美術室のスケッチ用の紙・黒板・机によくわからないものが描かれていたのが見えました。
人間のように見えるけど人間じゃない。
手が何本も生えていて、顔には赤いぶつぶつができていて、とても人間には見えなかったです。
私はお母さんに昨日の事を言っても、お母さんは泣いているだけで何も言ってくれませんでした。
その日からお母さんが変になっていきました。

552 かくれんぼ sage New! 2007/09/09(日) 00:32:50 ID:TucHtHmm0
私が部屋にいる時は、気味の悪い声をあげて笑い、私の部屋の扉を勢いよく閉めていきます。
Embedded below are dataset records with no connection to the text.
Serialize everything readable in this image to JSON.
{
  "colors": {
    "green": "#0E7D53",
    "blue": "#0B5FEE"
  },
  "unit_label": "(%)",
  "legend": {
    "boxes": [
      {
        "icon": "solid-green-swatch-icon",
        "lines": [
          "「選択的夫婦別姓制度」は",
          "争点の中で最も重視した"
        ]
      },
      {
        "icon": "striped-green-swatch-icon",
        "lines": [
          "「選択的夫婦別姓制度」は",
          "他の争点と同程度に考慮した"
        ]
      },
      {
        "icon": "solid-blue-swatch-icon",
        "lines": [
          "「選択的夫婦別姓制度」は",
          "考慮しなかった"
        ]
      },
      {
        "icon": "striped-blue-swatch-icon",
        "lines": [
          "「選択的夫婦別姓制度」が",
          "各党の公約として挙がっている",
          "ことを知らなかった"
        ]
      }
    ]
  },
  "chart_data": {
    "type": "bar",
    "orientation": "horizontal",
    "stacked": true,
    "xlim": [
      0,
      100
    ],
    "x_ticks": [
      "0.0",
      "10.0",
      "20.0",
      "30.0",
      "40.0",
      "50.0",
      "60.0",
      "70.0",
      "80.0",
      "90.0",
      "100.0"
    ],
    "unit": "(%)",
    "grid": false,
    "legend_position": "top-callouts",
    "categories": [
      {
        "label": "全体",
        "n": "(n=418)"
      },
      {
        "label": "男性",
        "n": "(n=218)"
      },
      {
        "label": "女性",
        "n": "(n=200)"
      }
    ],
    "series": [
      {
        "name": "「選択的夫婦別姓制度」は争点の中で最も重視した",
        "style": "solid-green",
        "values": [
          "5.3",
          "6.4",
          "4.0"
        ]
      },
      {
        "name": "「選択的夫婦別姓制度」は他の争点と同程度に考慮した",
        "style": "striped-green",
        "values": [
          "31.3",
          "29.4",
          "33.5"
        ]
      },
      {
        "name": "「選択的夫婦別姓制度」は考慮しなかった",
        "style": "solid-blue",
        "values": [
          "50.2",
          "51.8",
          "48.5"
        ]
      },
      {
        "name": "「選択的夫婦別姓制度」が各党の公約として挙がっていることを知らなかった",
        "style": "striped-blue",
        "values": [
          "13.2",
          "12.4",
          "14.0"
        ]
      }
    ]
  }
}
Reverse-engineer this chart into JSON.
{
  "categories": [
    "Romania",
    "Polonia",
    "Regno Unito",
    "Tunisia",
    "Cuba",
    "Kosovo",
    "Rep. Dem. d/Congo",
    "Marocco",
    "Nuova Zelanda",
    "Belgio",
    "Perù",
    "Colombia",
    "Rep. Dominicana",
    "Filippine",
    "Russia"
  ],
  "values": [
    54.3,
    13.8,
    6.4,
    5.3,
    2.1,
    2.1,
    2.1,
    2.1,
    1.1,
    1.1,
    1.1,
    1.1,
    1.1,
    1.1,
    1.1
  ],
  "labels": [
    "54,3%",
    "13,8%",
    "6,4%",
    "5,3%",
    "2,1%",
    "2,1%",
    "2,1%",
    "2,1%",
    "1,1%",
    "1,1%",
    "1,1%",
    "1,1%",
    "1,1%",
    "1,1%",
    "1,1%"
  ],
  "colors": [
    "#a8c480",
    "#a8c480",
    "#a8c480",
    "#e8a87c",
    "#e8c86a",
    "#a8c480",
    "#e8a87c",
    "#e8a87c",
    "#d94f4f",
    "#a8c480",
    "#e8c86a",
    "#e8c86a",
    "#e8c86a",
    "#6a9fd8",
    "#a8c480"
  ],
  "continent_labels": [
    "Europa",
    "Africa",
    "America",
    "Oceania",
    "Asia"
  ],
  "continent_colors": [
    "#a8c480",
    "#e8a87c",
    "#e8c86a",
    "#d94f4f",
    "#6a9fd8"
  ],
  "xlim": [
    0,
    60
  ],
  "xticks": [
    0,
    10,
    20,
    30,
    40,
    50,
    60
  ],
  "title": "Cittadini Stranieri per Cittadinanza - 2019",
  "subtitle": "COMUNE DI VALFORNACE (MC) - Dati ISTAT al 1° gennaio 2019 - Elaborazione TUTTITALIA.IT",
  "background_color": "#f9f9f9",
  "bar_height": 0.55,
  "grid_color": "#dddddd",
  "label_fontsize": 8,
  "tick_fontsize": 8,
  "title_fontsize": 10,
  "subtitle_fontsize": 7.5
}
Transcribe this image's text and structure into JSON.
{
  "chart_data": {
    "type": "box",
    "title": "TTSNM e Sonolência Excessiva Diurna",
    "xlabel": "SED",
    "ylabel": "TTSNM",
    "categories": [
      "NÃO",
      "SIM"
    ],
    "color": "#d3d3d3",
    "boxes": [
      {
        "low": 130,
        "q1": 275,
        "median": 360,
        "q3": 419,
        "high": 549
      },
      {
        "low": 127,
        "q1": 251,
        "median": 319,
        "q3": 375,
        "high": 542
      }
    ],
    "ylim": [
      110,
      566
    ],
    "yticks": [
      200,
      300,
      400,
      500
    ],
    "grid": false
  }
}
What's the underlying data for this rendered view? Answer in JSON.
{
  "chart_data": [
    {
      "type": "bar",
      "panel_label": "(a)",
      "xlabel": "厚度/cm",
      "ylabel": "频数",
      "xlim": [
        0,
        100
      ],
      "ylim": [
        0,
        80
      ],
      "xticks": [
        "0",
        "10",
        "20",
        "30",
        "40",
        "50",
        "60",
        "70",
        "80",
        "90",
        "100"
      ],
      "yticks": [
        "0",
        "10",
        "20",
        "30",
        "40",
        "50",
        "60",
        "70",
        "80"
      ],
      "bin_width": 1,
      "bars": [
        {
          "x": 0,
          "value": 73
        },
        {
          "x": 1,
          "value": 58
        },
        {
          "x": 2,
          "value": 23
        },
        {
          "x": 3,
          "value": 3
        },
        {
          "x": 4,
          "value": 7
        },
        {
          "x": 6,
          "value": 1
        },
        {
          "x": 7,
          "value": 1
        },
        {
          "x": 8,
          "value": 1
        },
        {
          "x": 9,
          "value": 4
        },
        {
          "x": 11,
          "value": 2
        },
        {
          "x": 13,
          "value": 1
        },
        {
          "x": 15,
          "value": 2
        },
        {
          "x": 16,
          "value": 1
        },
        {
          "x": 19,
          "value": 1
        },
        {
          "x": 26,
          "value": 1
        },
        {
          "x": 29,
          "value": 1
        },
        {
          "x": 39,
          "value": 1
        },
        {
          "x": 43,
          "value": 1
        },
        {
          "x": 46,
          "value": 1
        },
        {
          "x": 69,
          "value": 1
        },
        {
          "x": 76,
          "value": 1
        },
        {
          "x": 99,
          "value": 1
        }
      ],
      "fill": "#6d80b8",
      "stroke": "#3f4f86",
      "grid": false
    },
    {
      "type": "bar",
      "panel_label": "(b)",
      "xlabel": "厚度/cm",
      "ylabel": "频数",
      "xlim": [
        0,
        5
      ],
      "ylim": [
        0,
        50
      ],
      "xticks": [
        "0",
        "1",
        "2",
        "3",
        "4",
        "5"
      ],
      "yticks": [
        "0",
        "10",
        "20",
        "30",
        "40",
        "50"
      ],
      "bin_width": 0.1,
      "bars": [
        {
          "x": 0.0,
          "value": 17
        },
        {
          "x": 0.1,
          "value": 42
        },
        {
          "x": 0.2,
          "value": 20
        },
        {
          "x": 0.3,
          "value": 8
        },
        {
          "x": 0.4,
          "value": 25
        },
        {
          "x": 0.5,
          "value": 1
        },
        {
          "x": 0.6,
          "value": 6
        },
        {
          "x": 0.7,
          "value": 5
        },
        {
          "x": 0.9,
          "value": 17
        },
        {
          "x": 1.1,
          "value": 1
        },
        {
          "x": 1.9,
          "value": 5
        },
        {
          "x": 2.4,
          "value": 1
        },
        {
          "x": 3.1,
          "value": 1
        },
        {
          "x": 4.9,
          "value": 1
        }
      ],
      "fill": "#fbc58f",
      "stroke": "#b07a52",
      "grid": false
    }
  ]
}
私がご飯を食べている時は、いつも「ゲエゲエ」と気持ちの悪い声を出しながら歯を磨きます。いつもいつもです。
お母さんがお母さんじゃなくなりました。
私の味方はもう恵那ちゃんしかいませんでした。
恵那ちゃんは、「あなたは悪くないわ。お母さんが悪いのよ。」
と励ましてくれます。

553 かくれんぼ sage ganekuro New! 2007/09/09(日) 00:33:58 ID:TucHtHmm0
私はまた引っ越す事になりました。
先生とクラスのみんながお別れ会をしてくれましたが、みんな不気味な声で笑っているだけでとても怖かったです。
引越しをする前日に恵那ちゃんが話しかけてきました。
「このまま仕返しもしないで、引越していいの?何か仕返しをしよう。」
そう言って仕返しの方法を教えてくれました。
私は由佳ちゃんとクラスのいつも不気味に笑っている二人を山の入り口に呼びました。
「ねぇ、最後に一緒に遊んでくれる?」と私は誘いました。
「いいけど、山で遊ぶの?ここは入っちゃ駄目なんだよ」由佳ちゃんが言いました。
「この山でね、かくれんぼをして最後の一人になるまで見つからなければお願いが叶うんだよ。私、鬼になるからみんな隠れてよ。」
「でも、ここ暗いし、迷ったらどうするの?」
「私、この山でよく遊んでるから道知ってるし大丈夫だよ。ね、やろうよ。」
みんな暗い山の中に入っていきました
気分が良くなったので絵を描きたくなりました。
私は探すフリをして小屋に行き絵を描きました。